Historical Society Will Try to Restore Document
By Amy Kane
Hampton Union, Tuesday. Februaru 19, 2008
[The following article is courtesy of the Hampton Union and Seacoast Online.]
[Amy Kane photo]
NORTH HAMPTON -- An antique map of Hampton mistakenly donated to the wrong town and discovered in a corner of the North Hampton Public Library may prove to be a treasure map for Hampton historians.
The map portrays the town as it was in approximately 1830. The Hampton Historical Society has maps from 1806 and 1841. Susan Grant, North Hampton library co-director, signed a Deed of Gift Friday morning and transferred ownership of the one-of-a-kind map to the Hampton Historical Society.
The words "North Hampton" appear prominently at the top (or north) of the map, which is probably what led to the donation error, said Grant.
[Amy Kane photo]
Grant, who recently assumed co-director duties at the library, discovered the map rolled in a tube when she was cleaning her office in December. Ruth Perkins, wife of Judge John Perkins of Hampton, had donated the map in 1988, a month before the previous director began work, and it had never been catalogued.
After researching the map's origins and possible historic value, and with permission of the library trustees as well as North Hampton Historical Society, Grant donated the map to the Hampton Historical Society. Three members were on hand to accept the gift -- executive director Betty Moore and board members Douglas and Elizabeth Aykroyd.

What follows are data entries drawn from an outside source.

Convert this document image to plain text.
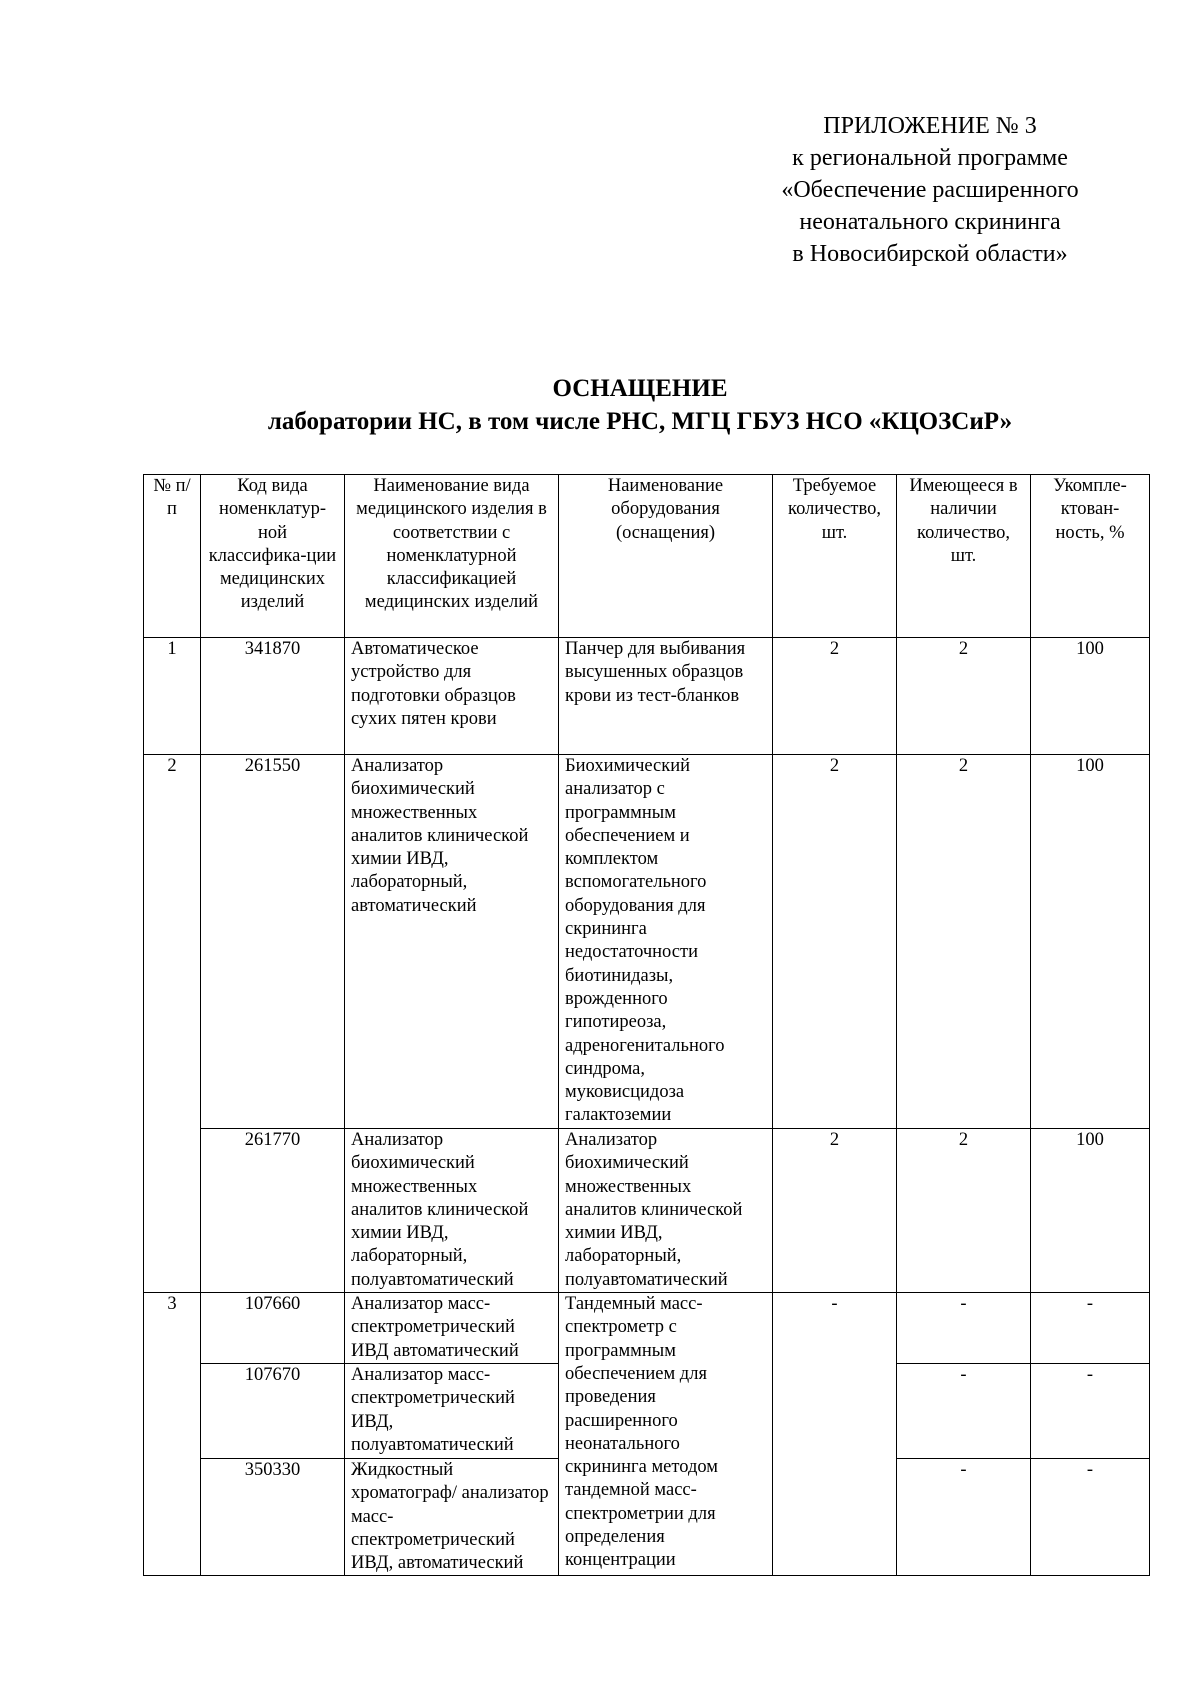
ПРИЛОЖЕНИЕ № 3
к региональной программе
«Обеспечение расширенного
неонатального скрининга
в Новосибирской области»
ОСНАЩЕНИЕ
лаборатории НС, в том числе РНС, МГЦ ГБУЗ НСО «КЦОЗСиР»
№ п/п	Код вида номенклатур-ной классифика-ции медицинских изделий	Наименование вида медицинского изделия в соответствии с номенклатурной классификацией медицинских изделий	Наименование оборудования (оснащения)	Требуемое количество, шт.	Имеющееся в наличии количество, шт.	Укомпле-ктован-ность, %
1	341870	Автоматическое устройство для подготовки образцов сухих пятен крови	Панчер для выбивания высушенных образцов крови из тест-бланков	2	2	100
2	261550	Анализатор биохимический множественных аналитов клинической химии ИВД, лабораторный, автоматический	Биохимический анализатор с программным обеспечением и комплектом вспомогательного оборудования для скрининга недостаточности биотинидазы, врожденного гипотиреоза, адреногенитального синдрома, муковисцидоза галактоземии	2	2	100
	261770	Анализатор биохимический множественных аналитов клинической химии ИВД, лабораторный, полуавтоматический	Анализатор биохимический множественных аналитов клинической химии ИВД, лабораторный, полуавтоматический	2	2	100
3	107660	Анализатор масс-спектрометрический ИВД автоматический	Тандемный масс-спектрометр с программным обеспечением для проведения расширенного неонатального скрининга методом тандемной масс-спектрометрии для определения концентрации	-	-	-
	107670	Анализатор масс-спектрометрический ИВД, полуавтоматический			-	-
	350330	Жидкостный хроматограф/ анализатор масс-спектрометрический ИВД, автоматический			-	-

"It's a very exciting find to have a unique map like this," said Elizabeth Aykroyd. "It helps fill in the picture."
The society intends to apply for a "Moose Plate" conservation grant through the New Hampshire Division of Historical Resources to fund restoration of the linen-cloth-backed paper map, which is ragged at the edges, brittle, damaged by water stains, and has a hole in one portion.
"Even with that chunk out of it, there is so much we can glean," said Moore.
The map is not dated, but a Portsmouth conservator determined the paper to be from the 1820s. North Hampton archivist Peter Parker told Grant the writing style suggested the 1830s. The Nudd Salt Works is featured, so the map cannot be older than 1827, the year the salt works was constructed, said Aykroyd.
Moore said she thought the map might have been commissioned for the town's 1830 census. Each house that existed then is drawn on the map, oriented in its true direction, and labeled in small script with the owner's name. Hampton River and Marsh are marked in blue and pale green, and the beach is yellow.
Churches and public buildings are shown, as well as multiple brick-colored schoolhouses that would have been within walking distance of students in each part of town.
Several familiar features have different names on the map. What local historians know as the Grist Mill is labeled "Clapboard Mill." What is now Winnacunnet Road, and was known to have been called Beach Road, is labeled "Sandy Lane."
"This is like a slice of history nobody knew existed," said Moore.
If it can be successfully restored, the map will be displayed at Tuck Museum, in Hampton. Moore estimated the cost of restoration to be roughly $1,500. In the meantime, Moore said the historical society may ask Gerry Miller of AntiqueMapsNH.com to scan the map so copies would be available for the public to view.